Description
Discover how Research Infrastructure Engineers (RIEs) and Research Software Engineers (RSEs) can work together to boost HPC user confidence and improve cluster efficiency.
Building and running scientific software on HPC systems is becoming increasingly complex, particularly as traditional toolchains meet rapidly evolving AI workflows. This session brings together perspectives from research infrastructure engineering and emerging concepts for federated AI applications, exploring how software stacks are built, managed, and supported in practice. Rather than focusing on tools alone, we want to examine the tensions between portability and performance, central provision and user responsibility, and standardisation versus local practice. An interactive unconference will invite participants to share experiences and explore how software environments and the roles that support them are evolving for modern research computing.

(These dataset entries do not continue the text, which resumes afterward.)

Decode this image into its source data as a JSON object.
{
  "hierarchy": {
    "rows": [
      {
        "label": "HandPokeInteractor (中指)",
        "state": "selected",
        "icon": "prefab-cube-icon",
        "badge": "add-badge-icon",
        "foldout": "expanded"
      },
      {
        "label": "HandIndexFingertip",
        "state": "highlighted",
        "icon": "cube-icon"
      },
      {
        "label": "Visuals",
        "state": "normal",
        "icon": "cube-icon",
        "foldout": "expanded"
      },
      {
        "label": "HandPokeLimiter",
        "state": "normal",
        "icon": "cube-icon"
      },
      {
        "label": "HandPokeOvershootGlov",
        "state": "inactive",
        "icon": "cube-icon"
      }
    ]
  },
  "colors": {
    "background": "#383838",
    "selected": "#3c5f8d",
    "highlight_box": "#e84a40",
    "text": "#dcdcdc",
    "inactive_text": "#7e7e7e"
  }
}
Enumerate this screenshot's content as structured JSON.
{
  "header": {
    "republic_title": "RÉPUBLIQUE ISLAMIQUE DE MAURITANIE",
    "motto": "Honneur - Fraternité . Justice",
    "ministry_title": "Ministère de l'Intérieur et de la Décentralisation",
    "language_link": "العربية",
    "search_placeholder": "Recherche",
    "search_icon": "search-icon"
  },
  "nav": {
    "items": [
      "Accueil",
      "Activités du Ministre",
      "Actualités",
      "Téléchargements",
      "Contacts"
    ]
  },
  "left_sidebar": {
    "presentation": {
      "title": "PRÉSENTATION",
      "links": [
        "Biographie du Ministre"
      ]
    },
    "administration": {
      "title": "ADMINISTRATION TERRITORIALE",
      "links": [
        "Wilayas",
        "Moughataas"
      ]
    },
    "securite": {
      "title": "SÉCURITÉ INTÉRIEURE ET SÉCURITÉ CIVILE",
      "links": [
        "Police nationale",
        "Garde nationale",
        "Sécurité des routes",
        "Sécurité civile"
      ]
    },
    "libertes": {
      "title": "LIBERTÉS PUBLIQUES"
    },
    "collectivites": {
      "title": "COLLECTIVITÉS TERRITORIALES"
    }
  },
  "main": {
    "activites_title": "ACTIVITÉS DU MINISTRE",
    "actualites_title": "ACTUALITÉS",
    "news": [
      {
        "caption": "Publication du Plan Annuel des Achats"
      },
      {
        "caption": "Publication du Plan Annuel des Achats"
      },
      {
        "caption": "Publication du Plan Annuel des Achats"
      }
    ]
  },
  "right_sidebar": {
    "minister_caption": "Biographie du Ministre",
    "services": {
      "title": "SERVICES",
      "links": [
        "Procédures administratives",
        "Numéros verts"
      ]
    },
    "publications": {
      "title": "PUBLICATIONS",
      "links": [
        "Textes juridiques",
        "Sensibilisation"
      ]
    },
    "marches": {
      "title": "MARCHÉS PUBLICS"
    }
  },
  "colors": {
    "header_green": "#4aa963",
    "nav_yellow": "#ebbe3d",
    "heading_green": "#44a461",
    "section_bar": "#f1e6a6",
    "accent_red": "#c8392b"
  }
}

Dugan Witherick - Building and running Scientific Software from the RIE perspective
HPC isn’t just code, it’s the entire stack, and ignoring it costs you performance, portability and more. Learn about the considerations when trying to build software that works everywhere and begin to understand what containers, compilers, and infrastructure could mean for your research.
Dugan is the Head of Research Computing Platforms at Imperial College London. He holds a PhD in Astronomy from UCL and has built his career supporting research through advanced computing. He began as an HPC software engineer before moving into HPC infrastructure, with roles at the University of Oxford, the Institute of Cancer Research, and the University of Warwick.

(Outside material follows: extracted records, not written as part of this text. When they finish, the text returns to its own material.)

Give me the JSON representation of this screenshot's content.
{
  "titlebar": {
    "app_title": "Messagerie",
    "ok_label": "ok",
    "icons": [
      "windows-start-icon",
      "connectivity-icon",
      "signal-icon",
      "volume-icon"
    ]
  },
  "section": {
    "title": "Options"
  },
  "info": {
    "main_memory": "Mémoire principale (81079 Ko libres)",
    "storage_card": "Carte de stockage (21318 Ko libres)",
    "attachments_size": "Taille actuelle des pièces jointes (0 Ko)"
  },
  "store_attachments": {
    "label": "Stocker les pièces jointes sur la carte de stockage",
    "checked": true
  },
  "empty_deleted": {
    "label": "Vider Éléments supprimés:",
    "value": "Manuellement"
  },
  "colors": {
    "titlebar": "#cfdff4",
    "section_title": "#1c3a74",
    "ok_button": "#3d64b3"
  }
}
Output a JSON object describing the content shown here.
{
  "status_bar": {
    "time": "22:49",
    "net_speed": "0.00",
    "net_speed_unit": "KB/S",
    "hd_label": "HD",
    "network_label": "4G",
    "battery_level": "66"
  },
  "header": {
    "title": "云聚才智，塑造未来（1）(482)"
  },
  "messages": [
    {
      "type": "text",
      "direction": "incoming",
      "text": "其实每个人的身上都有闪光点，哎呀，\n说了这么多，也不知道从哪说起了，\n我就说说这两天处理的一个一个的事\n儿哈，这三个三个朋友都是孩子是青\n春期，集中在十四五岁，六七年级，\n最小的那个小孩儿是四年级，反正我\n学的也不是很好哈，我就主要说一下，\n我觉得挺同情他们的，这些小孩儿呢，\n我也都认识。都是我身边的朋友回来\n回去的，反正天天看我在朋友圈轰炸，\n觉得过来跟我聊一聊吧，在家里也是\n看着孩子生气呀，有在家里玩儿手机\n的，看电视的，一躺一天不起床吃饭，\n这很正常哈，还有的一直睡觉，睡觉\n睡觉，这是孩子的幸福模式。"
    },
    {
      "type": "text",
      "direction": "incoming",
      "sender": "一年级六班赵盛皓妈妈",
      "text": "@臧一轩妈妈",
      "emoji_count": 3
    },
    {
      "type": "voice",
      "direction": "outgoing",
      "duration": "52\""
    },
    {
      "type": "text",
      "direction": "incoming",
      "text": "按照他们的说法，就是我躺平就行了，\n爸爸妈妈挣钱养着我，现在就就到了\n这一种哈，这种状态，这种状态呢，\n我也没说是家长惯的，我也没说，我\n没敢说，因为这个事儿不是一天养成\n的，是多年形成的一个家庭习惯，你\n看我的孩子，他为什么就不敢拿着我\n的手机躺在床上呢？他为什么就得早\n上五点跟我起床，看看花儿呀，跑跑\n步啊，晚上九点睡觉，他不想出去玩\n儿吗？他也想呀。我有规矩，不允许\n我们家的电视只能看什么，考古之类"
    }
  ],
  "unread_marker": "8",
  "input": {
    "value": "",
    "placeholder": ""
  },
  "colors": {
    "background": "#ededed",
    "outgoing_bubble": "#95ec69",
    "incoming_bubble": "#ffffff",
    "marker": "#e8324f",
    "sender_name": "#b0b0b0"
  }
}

Sylvie Ramos - Federated AI Application Container Registry/Platform feasibility Study
We are undertaking a comprehensive feasibility study and requirements gathering exercise to inform the potential development of a National Federated Compute Service (NFCS) platform or registry for AI application containers. The goal is to understand the community needs and technical viability of a service that simplifies access to AI tools (like TensorFlow, PyTorch) optimised for various hardware, including different CPU architectures (x86, ARM) and accelerators akin to a hardware-agnostic, federated version of vendor-specific cloud registries.
Sylvie is a Principal Research Infrastructure Developer at UCL leading the developement of Unified AI Services. She has particular interest in AI platforms and data management. Previously, she worked as a software engineer on data management and data acquisition systems for a large UK experimental facility. Her role also involved supporting and helping researchers to get the most of the hardware available. Before moving to a development and support role, she was a post-doc working on Fusion devices.